Overview of Ester Hydrolysis

• Types of Hydrolysis:
  • Acidic Hydrolysis: Uses a dilute acid catalyst and produces a reversible reaction.
  • Alkaline Hydrolysis: Uses a dilute alkali (like $NaOH$) and results in an irreversible reaction.

Acid Hydrolysis of Esters

• Conditions:
  • The ester is heated under reflux with a dilute acid (such as dilute hydrochloric acid, $HCl$, or dilute sulfuric acid, $H₂SO₄$).
  • The reaction with pure water alone is too slow, so an acid catalyst is used to speed up the process.
• Reaction Mechanism:
  • The acid catalyses the addition of water to the ester, resulting in the formation of an alcohol and a carboxylic acid.
  • For example, the hydrolysis of ethyl ethanoate ($CH₃COOCH₂CH₃$) with dilute acid

$${CH₃COOCH₂CH₃} + {H₂O} \rightarrow {CH₃COOH} + {CH₃CH₂OH}$$

Products: Ethanoic acid and ethanol.

• Reversibility:
  • This reaction is reversible. To increase the yield of the hydrolysis products (alcohol and carboxylic acid), an excess of water is added, shifting the equilibrium towards product formation.
• Comparison with Esterification:
  • This process is the reverse of esterification (where a carboxylic acid and an alcohol combine to form an ester in the presence of a concentrated acid).
  • In esterification, removing water favours the formation of the ester, whereas in hydrolysis, adding water shifts the reaction towards the formation of the acid and alcohol.

Alkaline Hydrolysis of Esters (Saponification)

• Conditions:
  • The ester is heated under reflux with a dilute alkali, typically sodium hydroxide ($NaOH$).
  • This reaction is commonly referred to as saponification because it is the basis for soap-making.
• Reaction Mechanism:
  • Instead of reacting with water, the ester reacts with hydroxide ions (OH⁻) from the alkali.
  • This breaks the ester bond, forming an alcohol and a carboxylate salt (the salt of the carboxylic acid).
  • Example: Hydrolysis of ethyl ethanoate with sodium hydroxide:

$${CH₃COOCH₂CH₃} + {NaOH} \rightarrow\ {CH₃COO⁻Na⁺} + {CH₃CH₂OH}$$

Products: Sodium ethanoate (a carboxylate salt) and ethanol.

• Irreversibility:
  • Alkaline hydrolysis is irreversible because the carboxylate salt formed is not prone to recombine with the alcohol to reform the ester. This makes it advantageous in industrial processes, where a complete reaction is desired.
• Separation of Products:
  • The alcohol can be easily separated by distillation.
  • If the carboxylic acid (rather than its salt) is needed, the solution can be acidified by adding a strong acid (like HCl). The acid displaces the carboxylate salt:

$${RCOO⁻Na⁺} + \text{H⁺} \rightarrow \ {RCOOH} + {Na⁺}$$

The resulting carboxylic acid can then be distilled off.

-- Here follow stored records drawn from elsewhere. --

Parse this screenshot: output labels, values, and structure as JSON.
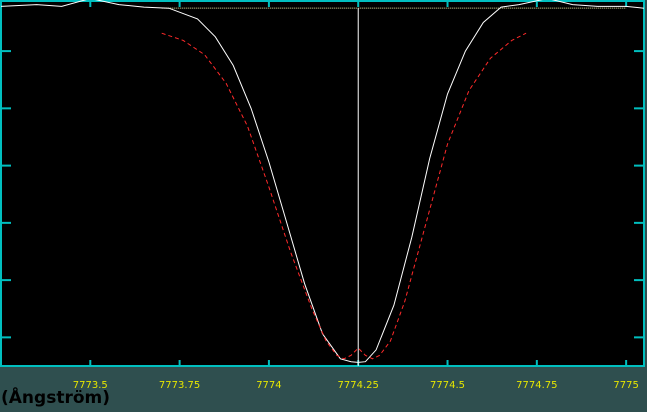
{
  "chart_data": {
    "type": "line",
    "x_unit_label": "(Ångström)",
    "xlim": [
      7773.25,
      7775.05
    ],
    "ylim": [
      0.0,
      1.02
    ],
    "x_ticks": [
      {
        "value": 7773.5,
        "label": "7773.5"
      },
      {
        "value": 7773.75,
        "label": "7773.75"
      },
      {
        "value": 7774.0,
        "label": "7774"
      },
      {
        "value": 7774.25,
        "label": "7774.25"
      },
      {
        "value": 7774.5,
        "label": "7774.5"
      },
      {
        "value": 7774.75,
        "label": "7774.75"
      },
      {
        "value": 7775.0,
        "label": "7775"
      }
    ],
    "y_ticks": [
      0.08,
      0.24,
      0.4,
      0.56,
      0.72,
      0.88
    ],
    "grid": false,
    "line_center": 7774.25,
    "continuum_level": 1.0,
    "continuum_range": [
      7773.7,
      7775.0
    ],
    "series": [
      {
        "style": "observed",
        "color": "#ffffff",
        "x": [
          7773.25,
          7773.35,
          7773.42,
          7773.5,
          7773.58,
          7773.65,
          7773.72,
          7773.8,
          7773.85,
          7773.9,
          7773.95,
          7774.0,
          7774.05,
          7774.1,
          7774.15,
          7774.2,
          7774.23,
          7774.25,
          7774.27,
          7774.3,
          7774.35,
          7774.4,
          7774.45,
          7774.5,
          7774.55,
          7774.6,
          7774.65,
          7774.7,
          7774.78,
          7774.85,
          7774.92,
          7775.0,
          7775.05
        ],
        "y": [
          1.005,
          1.01,
          1.005,
          1.027,
          1.01,
          1.003,
          1.0,
          0.97,
          0.92,
          0.84,
          0.72,
          0.57,
          0.4,
          0.23,
          0.09,
          0.02,
          0.012,
          0.01,
          0.012,
          0.045,
          0.17,
          0.36,
          0.58,
          0.76,
          0.88,
          0.96,
          1.003,
          1.01,
          1.027,
          1.01,
          1.005,
          1.005,
          1.0
        ]
      },
      {
        "style": "fit",
        "color": "#ff2a2a",
        "x": [
          7773.7,
          7773.76,
          7773.82,
          7773.88,
          7773.94,
          7774.0,
          7774.06,
          7774.12,
          7774.16,
          7774.19,
          7774.21,
          7774.23,
          7774.25,
          7774.27,
          7774.29,
          7774.31,
          7774.34,
          7774.38,
          7774.44,
          7774.5,
          7774.56,
          7774.62,
          7774.68,
          7774.72
        ],
        "y": [
          0.93,
          0.91,
          0.87,
          0.79,
          0.67,
          0.5,
          0.32,
          0.16,
          0.07,
          0.03,
          0.02,
          0.03,
          0.05,
          0.03,
          0.02,
          0.03,
          0.07,
          0.18,
          0.4,
          0.62,
          0.77,
          0.86,
          0.91,
          0.93
        ]
      }
    ]
  }
}
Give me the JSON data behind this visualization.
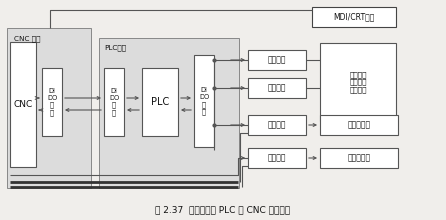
{
  "title": "图 2.37  具有独立型 PLC 的 CNC 系统框图",
  "lc": "#555555",
  "lc_dark": "#333333",
  "bc": "#ffffff",
  "tc": "#111111",
  "bg": "#f0eeeb",
  "outer_bg": "#dcdcdc",
  "cnc_device_label": "CNC 装置",
  "plc_device_label": "PLC装置",
  "cnc_box": "CNC",
  "cnc_dio": "DI\nDO\n电\n路",
  "plc_dio1": "DI\nDO\n电\n路",
  "plc_main": "PLC",
  "plc_dio2": "DI\nDO\n电\n路",
  "mdi_crt": "MDI/CRT面板",
  "op_panel": "操作面板",
  "power_circuit": "强电电路",
  "spindle_unit": "主轴单元",
  "feed_unit": "进给单元",
  "aux_ops": "辅助动作\n换刀动作\n冷却开关",
  "spindle_motor": "主轴电动机",
  "feed_motor": "进给电动机"
}
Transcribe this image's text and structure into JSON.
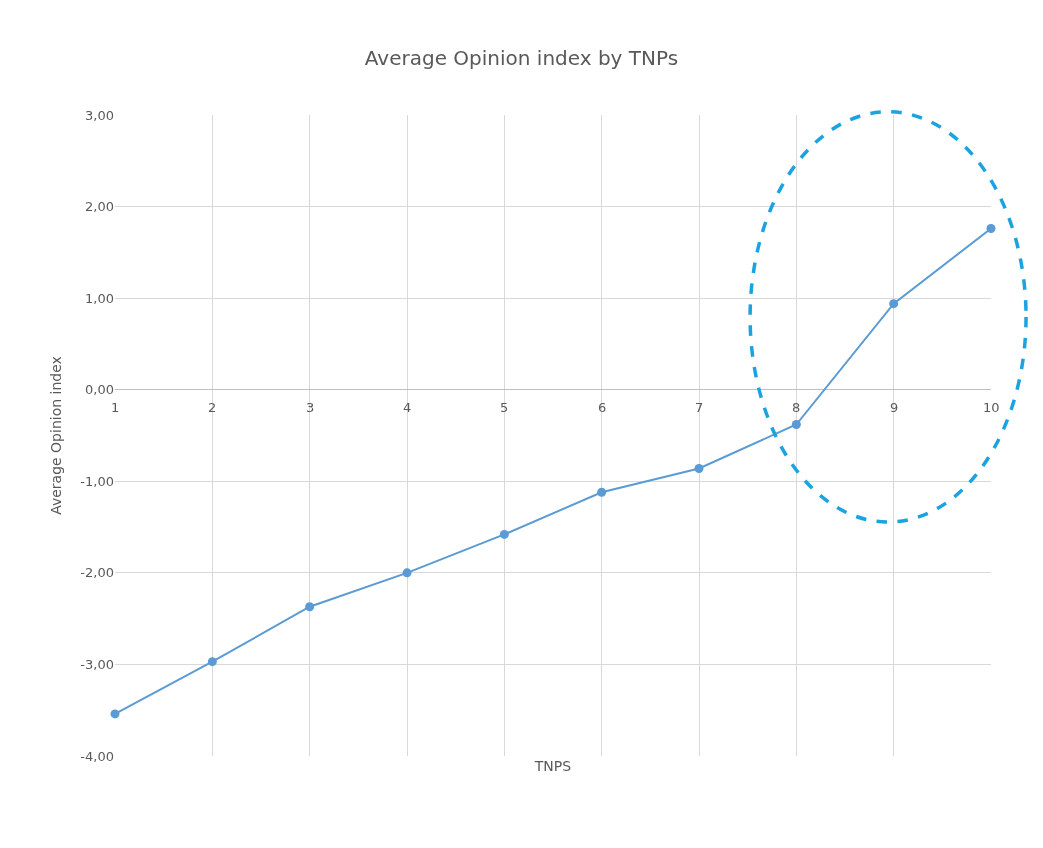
{
  "chart_data": {
    "type": "line",
    "title": "Average Opinion index by TNPs",
    "xlabel": "TNPS",
    "ylabel": "Average Opinion index",
    "categories": [
      "1",
      "2",
      "3",
      "4",
      "5",
      "6",
      "7",
      "8",
      "9",
      "10"
    ],
    "series": [
      {
        "color": "#5b9bd5",
        "values": [
          -3.54,
          -2.97,
          -2.37,
          -2.0,
          -1.58,
          -1.12,
          -0.86,
          -0.38,
          0.94,
          1.76
        ]
      }
    ],
    "ylim": [
      -4,
      3
    ],
    "yticks": [
      {
        "value": -4,
        "label": "-4,00"
      },
      {
        "value": -3,
        "label": "-3,00"
      },
      {
        "value": -2,
        "label": "-2,00"
      },
      {
        "value": -1,
        "label": "-1,00"
      },
      {
        "value": 0,
        "label": "0,00"
      },
      {
        "value": 1,
        "label": "1,00"
      },
      {
        "value": 2,
        "label": "2,00"
      },
      {
        "value": 3,
        "label": "3,00"
      }
    ],
    "grid": true,
    "marker": "circle",
    "line_style": "solid"
  }
}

Hydrolysis of Complex Esters and Soap Production

• Hydrolysis of Triglycerides:
  • Large esters, such as triglycerides (fats and oils), can be hydrolyzed in a similar manner. Triglycerides are esters of glycerol (propane-1,2,3-triol) with three fatty acid chains.
  • When triglycerides undergo alkaline hydrolysis with $NaOH$, they form glycerol (an alcohol) and fatty acid salts (carboxylate salts of long-chain fatty acids).
• Saponification Process:
  • The salts formed in this process, such as sodium stearate, are the main components of soap. These salts have both hydrophilic (water-attracting) and hydrophobic (oil-attracting) properties, which enable them to effectively clean by dissolving oils in water.
  • Products of Saponification:
  • Glycerol (useful in cosmetics and as a humectant) and sodium salts of fatty acids (which form soap).